Mr Farley : We produce 26 million to 28 million tonnes of winter grains a year; the Americans produce hundreds of millions of tonnes.
Senator BACK: They do.
Mr Farley : So do China, France and countries all over the world.
Senator BACK: Britain also does.
Mr Farley : So, to answer your question, I think we need to educate the Chinese and create the right perceptions about the reality of where Australia sits. Yes, we are big surplus providers to the world—principally because we are a population of 26-odd million people.
Senator BACK: We cannot eat all the product, yes. Thank you very much. Others have asked the other questions, but Mr McGauchie said in his submission:
AAco shareholders—Australian and foreign—are an essential part of this company's success.
Can you give us a very quick profile—are your foreign investors or shareholders, in the main, institutional?
Mr Farley : It is for the public record so I will share it with you. It is there every day. It is like our land titles, which should be there every day for everybody to look at.
Senator BACK: Absolutely.
Mr Farley : My largest shareholder is a company called IFFCO Poultry, which is shared between the interest of a Dubai investment and a Malaysian investment—which is a large agricultural organisation, now state owned, called Felda that has just gone public. My next largest investor is an enormously successful entrepreneur based in the Cayman Islands. Then there is a list of shareholders who are principally US and UK investors who are there for the long-term thematic that agriculture is going through at the moment. But I do not have anyone on the register who wants my cows.

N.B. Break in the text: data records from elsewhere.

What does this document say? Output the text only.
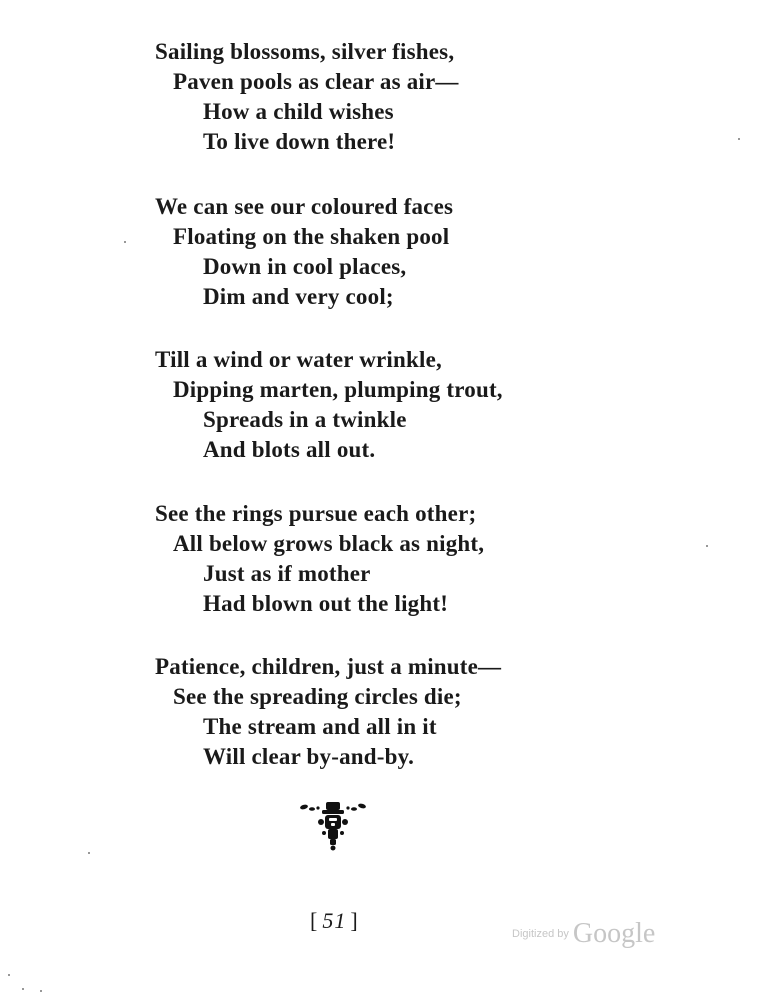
Sailing blossoms, silver fishes,
Paven pools as clear as air—
How a child wishes
To live down there!
We can see our coloured faces
Floating on the shaken pool
Down in cool places,
Dim and very cool;
Till a wind or water wrinkle,
Dipping marten, plumping trout,
Spreads in a twinkle
And blots all out.
See the rings pursue each other;
All below grows black as night,
Just as if mother
Had blown out the light!
Patience, children, just a minute—
See the spreading circles die;
The stream and all in it
Will clear by-and-by.
[ 51 ]
Digitized by Google
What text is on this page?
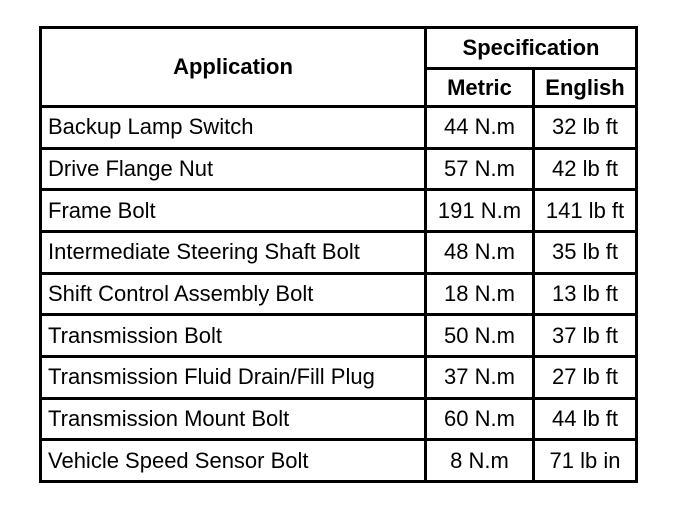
Application	Specification	
	Metric	English
Backup Lamp Switch	44 N.m	32 lb ft
Drive Flange Nut	57 N.m	42 lb ft
Frame Bolt	191 N.m	141 lb ft
Intermediate Steering Shaft Bolt	48 N.m	35 lb ft
Shift Control Assembly Bolt	18 N.m	13 lb ft
Transmission Bolt	50 N.m	37 lb ft
Transmission Fluid Drain/Fill Plug	37 N.m	27 lb ft
Transmission Mount Bolt	60 N.m	44 lb ft
Vehicle Speed Sensor Bolt	8 N.m	71 lb in
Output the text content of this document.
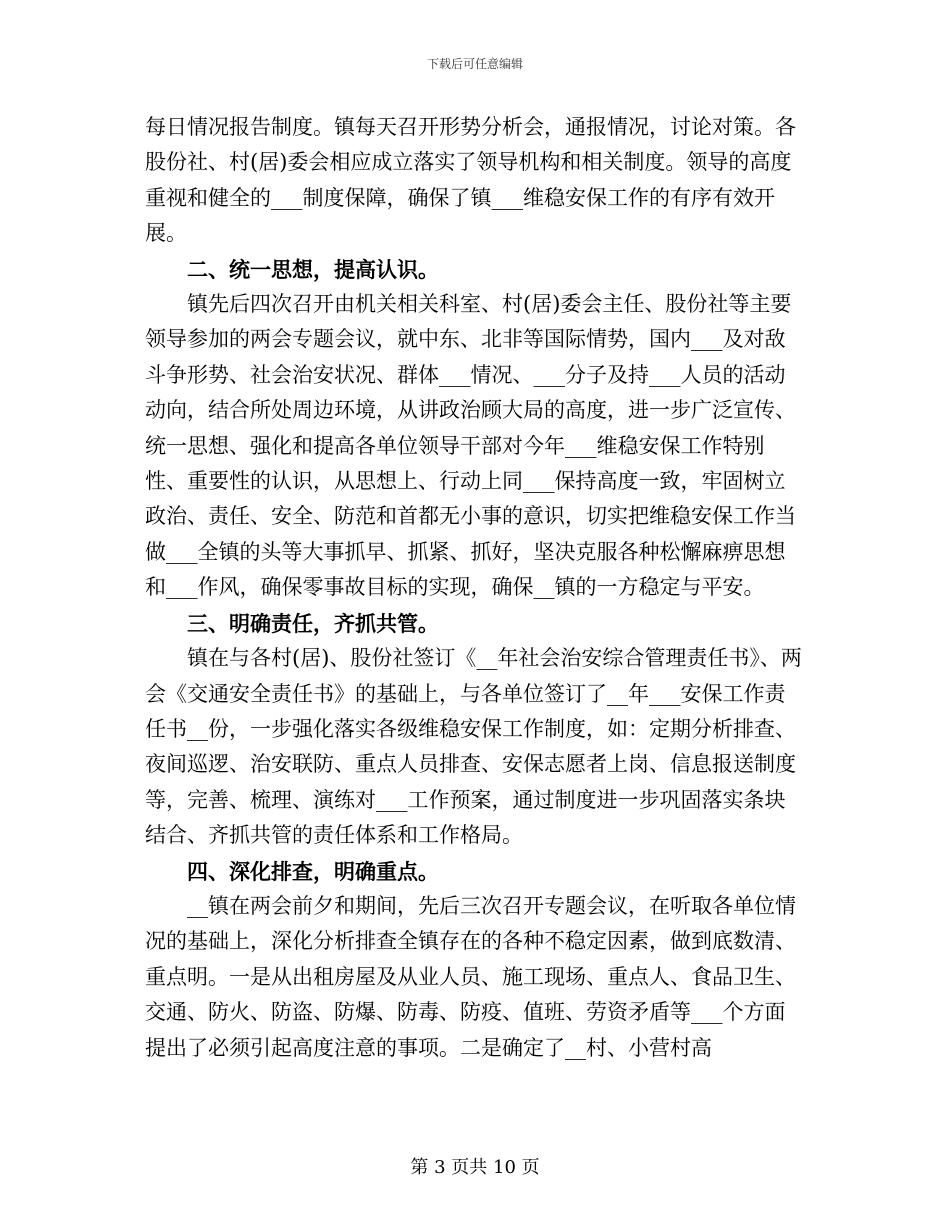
下载后可任意编辑

每日情况报告制度。镇每天召开形势分析会，通报情况，讨论对策。各股份社、村(居)委会相应成立落实了领导机构和相关制度。领导的高度重视和健全的___制度保障，确保了镇___维稳安保工作的有序有效开展。

二、统一思想，提高认识。

镇先后四次召开由机关相关科室、村(居)委会主任、股份社等主要领导参加的两会专题会议，就中东、北非等国际情势，国内___及对敌斗争形势、社会治安状况、群体___情况、___分子及持___人员的活动动向，结合所处周边环境，从讲政治顾大局的高度，进一步广泛宣传、统一思想、强化和提高各单位领导干部对今年___维稳安保工作特别性、重要性的认识，从思想上、行动上同___保持高度一致，牢固树立政治、责任、安全、防范和首都无小事的意识，切实把维稳安保工作当做___全镇的头等大事抓早、抓紧、抓好，坚决克服各种松懈麻痹思想和___作风，确保零事故目标的实现，确保__镇的一方稳定与平安。

三、明确责任，齐抓共管。

镇在与各村(居)、股份社签订《__年社会治安综合管理责任书》、两会《交通安全责任书》的基础上，与各单位签订了__年___安保工作责任书__份，一步强化落实各级维稳安保工作制度，如：定期分析排查、夜间巡逻、治安联防、重点人员排查、安保志愿者上岗、信息报送制度等，完善、梳理、演练对___工作预案，通过制度进一步巩固落实条块结合、齐抓共管的责任体系和工作格局。

四、深化排查，明确重点。

__镇在两会前夕和期间，先后三次召开专题会议，在听取各单位情况的基础上，深化分析排查全镇存在的各种不稳定因素，做到底数清、重点明。一是从出租房屋及从业人员、施工现场、重点人、食品卫生、交通、防火、防盗、防爆、防毒、防疫、值班、劳资矛盾等___个方面提出了必须引起高度注意的事项。二是确定了__村、小营村高

第 3 页共 10 页
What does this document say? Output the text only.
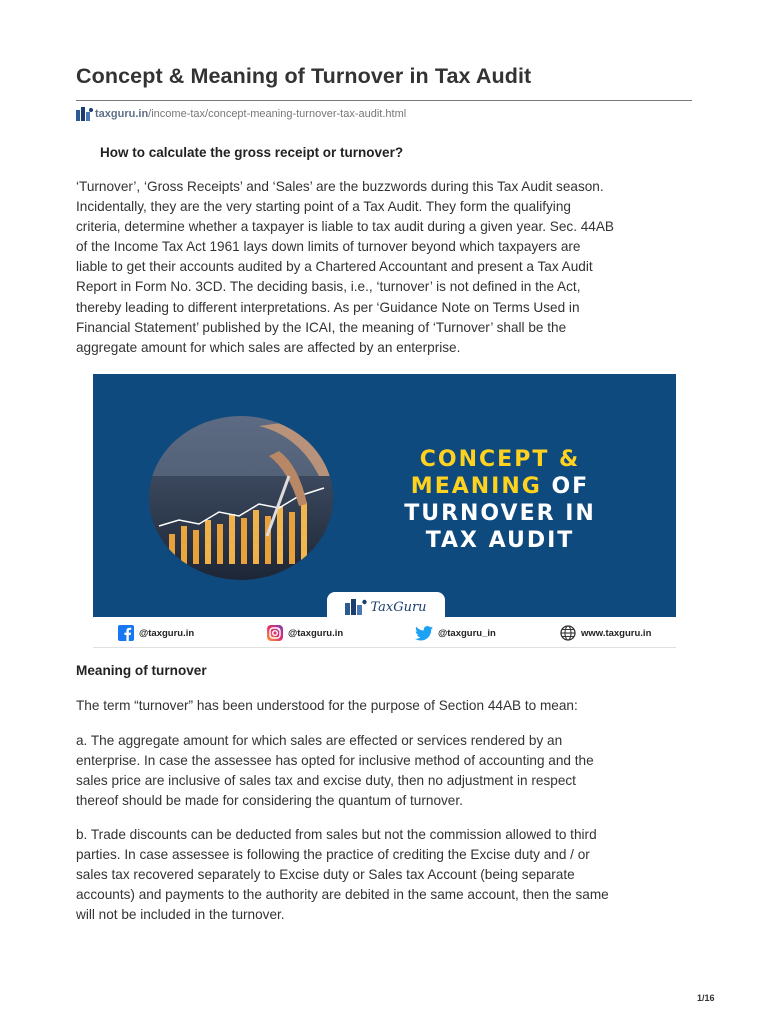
Concept & Meaning of Turnover in Tax Audit
taxguru.in /income-tax/concept-meaning-turnover-tax-audit.html
How to calculate the gross receipt or turnover?

‘Turnover’, ‘Gross Receipts’ and ‘Sales’ are the buzzwords during this Tax Audit season.
Incidentally, they are the very starting point of a Tax Audit. They form the qualifying
criteria, determine whether a taxpayer is liable to tax audit during a given year. Sec. 44AB
of the Income Tax Act 1961 lays down limits of turnover beyond which taxpayers are
liable to get their accounts audited by a Chartered Accountant and present a Tax Audit
Report in Form No. 3CD. The deciding basis, i.e., ‘turnover’ is not defined in the Act,
thereby leading to different interpretations. As per ‘Guidance Note on Terms Used in
Financial Statement’ published by the ICAI, the meaning of ‘Turnover’ shall be the
aggregate amount for which sales are affected by an enterprise.

CONCEPT &
MEANING OF
TURNOVER IN
TAX AUDIT
TaxGuru
@taxguru.in	@taxguru.in	@taxguru_in	www.taxguru.in
Meaning of turnover

The term “turnover” has been understood for the purpose of Section 44AB to mean:

a. The aggregate amount for which sales are effected or services rendered by an
enterprise. In case the assessee has opted for inclusive method of accounting and the
sales price are inclusive of sales tax and excise duty, then no adjustment in respect
thereof should be made for considering the quantum of turnover.

b. Trade discounts can be deducted from sales but not the commission allowed to third
parties. In case assessee is following the practice of crediting the Excise duty and / or
sales tax recovered separately to Excise duty or Sales tax Account (being separate
accounts) and payments to the authority are debited in the same account, then the same
will not be included in the turnover.

1/16
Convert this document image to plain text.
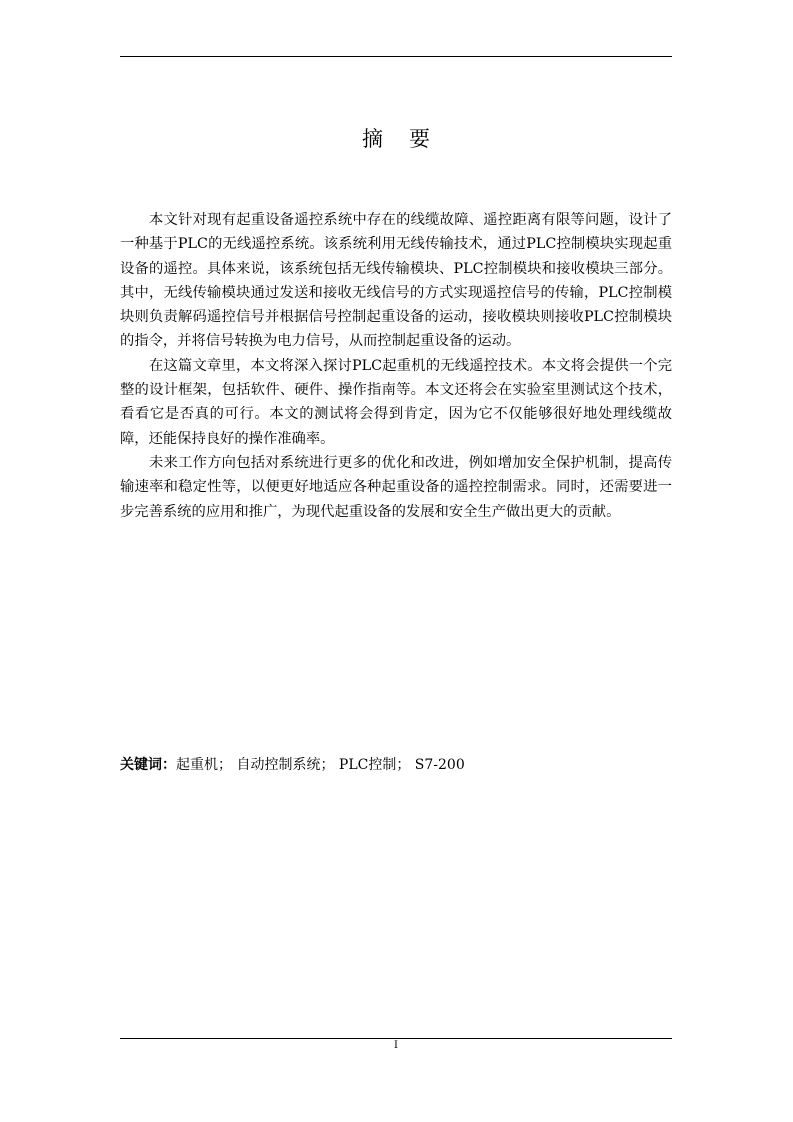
摘要

本文针对现有起重设备遥控系统中存在的线缆故障、遥控距离有限等问题，设计了一种基于PLC的无线遥控系统。该系统利用无线传输技术，通过PLC控制模块实现起重设备的遥控。具体来说，该系统包括无线传输模块、PLC控制模块和接收模块三部分。其中，无线传输模块通过发送和接收无线信号的方式实现遥控信号的传输，PLC控制模块则负责解码遥控信号并根据信号控制起重设备的运动，接收模块则接收PLC控制模块的指令，并将信号转换为电力信号，从而控制起重设备的运动。

在这篇文章里，本文将深入探讨PLC起重机的无线遥控技术。本文将会提供一个完整的设计框架，包括软件、硬件、操作指南等。本文还将会在实验室里测试这个技术，看看它是否真的可行。本文的测试将会得到肯定，因为它不仅能够很好地处理线缆故障，还能保持良好的操作准确率。

未来工作方向包括对系统进行更多的优化和改进，例如增加安全保护机制，提高传输速率和稳定性等，以便更好地适应各种起重设备的遥控控制需求。同时，还需要进一步完善系统的应用和推广，为现代起重设备的发展和安全生产做出更大的贡献。

关键词：起重机； 自动控制系统； PLC控制； S7-200
I
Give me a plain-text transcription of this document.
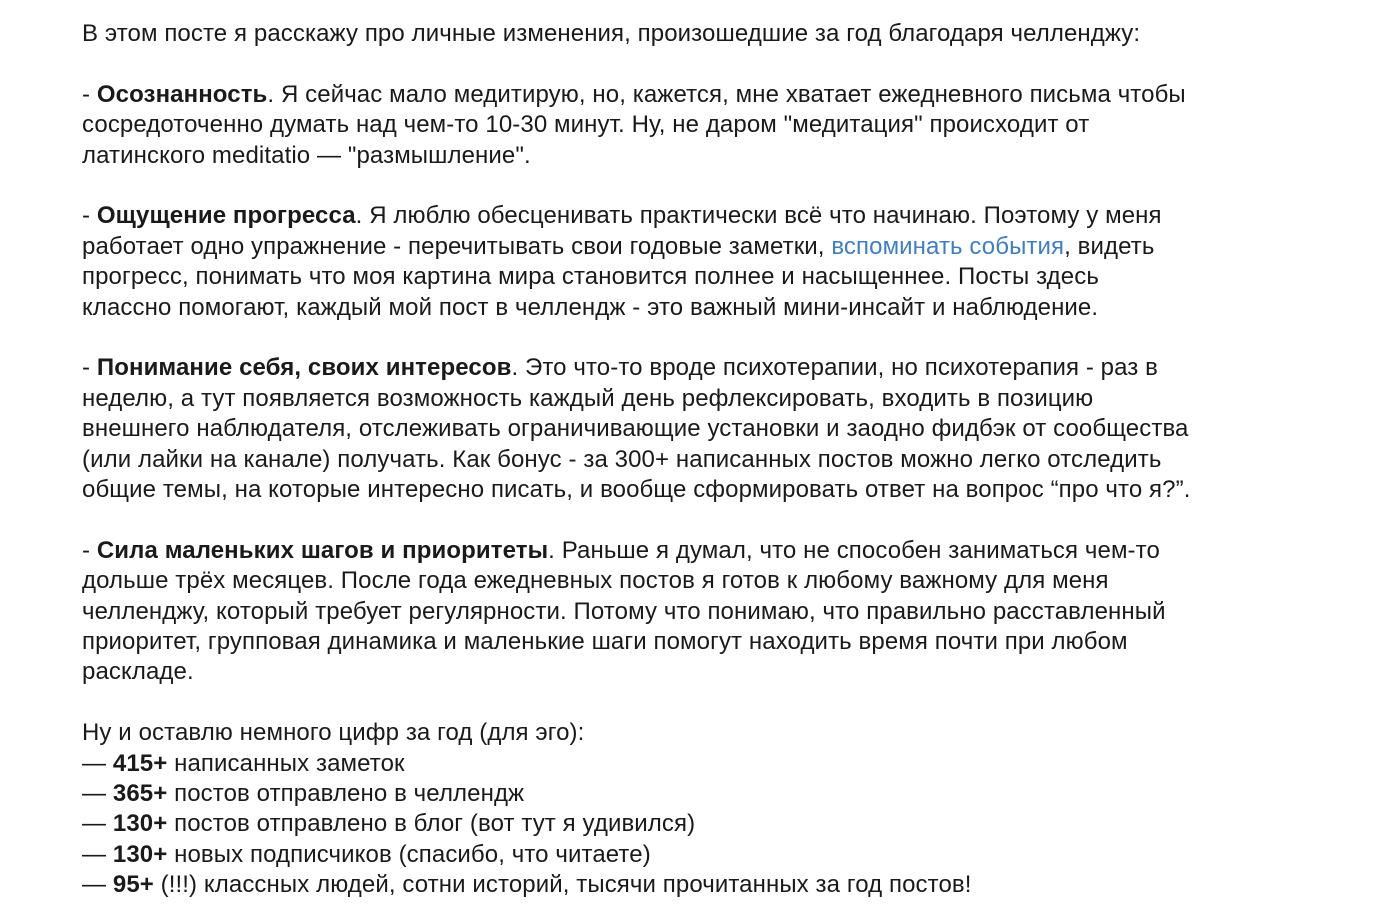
В этом посте я расскажу про личные изменения, произошедшие за год благодаря челленджу:

- Осознанность. Я сейчас мало медитирую, но, кажется, мне хватает ежедневного письма чтобы
сосредоточенно думать над чем-то 10-30 минут. Ну, не даром "медитация" происходит от
латинского meditatio — "размышление".

- Ощущение прогресса. Я люблю обесценивать практически всё что начинаю. Поэтому у меня
работает одно упражнение - перечитывать свои годовые заметки, вспоминать события, видеть
прогресс, понимать что моя картина мира становится полнее и насыщеннее. Посты здесь
классно помогают, каждый мой пост в челлендж - это важный мини-инсайт и наблюдение.

- Понимание себя, своих интересов. Это что-то вроде психотерапии, но психотерапия - раз в
неделю, а тут появляется возможность каждый день рефлексировать, входить в позицию
внешнего наблюдателя, отслеживать ограничивающие установки и заодно фидбэк от сообщества
(или лайки на канале) получать. Как бонус - за 300+ написанных постов можно легко отследить
общие темы, на которые интересно писать, и вообще сформировать ответ на вопрос “про что я?”.

- Сила маленьких шагов и приоритеты. Раньше я думал, что не способен заниматься чем-то
дольше трёх месяцев. После года ежедневных постов я готов к любому важному для меня
челленджу, который требует регулярности. Потому что понимаю, что правильно расставленный
приоритет, групповая динамика и маленькие шаги помогут находить время почти при любом
раскладе.

Ну и оставлю немного цифр за год (для эго):
— 415+ написанных заметок
— 365+ постов отправлено в челлендж
— 130+ постов отправлено в блог (вот тут я удивился)
— 130+ новых подписчиков (спасибо, что читаете)
— 95+ (!!!) классных людей, сотни историй, тысячи прочитанных за год постов!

Senator BACK: We look forward to the supplementary submission you will make, which you agreed with Senator Xenophon. I think at the same time this committee needs to get out there and get much more active in following up, and we will provide some advice on that. It almost is the case that Australian shareholders would be wise to invest their funds offshore through one of your foreign investors and invest back in AAco through that foreign instrumentality to enjoy the taxation benefits—perversely, that is the case.
Mr Farley : Unfortunately, you are correct, and it does seem perverse in the world we live in today. The unfortunate part for agribusiness enlisted investors in Australia is that, if we could share with our institutional funds and our self-regulated funds for our retirees the same taxation benefits that are available to our offshore shareholders, I am sure my share price and that of the other listed agricultural entities would not be trading at a 50 per cent discount to NTA today.
Senator BACK: Thank you very much. I appreciate that evidence.
CHAIR: The CSIRO informed this committee through another avenue that the global protein task by 2050 will have a much greater contribution from fish protein, and I note that the volume of the sea is between 14 and 16 times the mass of the land above sea level. Perhaps the AA Company could give a bit of thought to what we do with the sea.
Mr Farley : Thank you.
CHAIR: Thank you very much for your evidence today.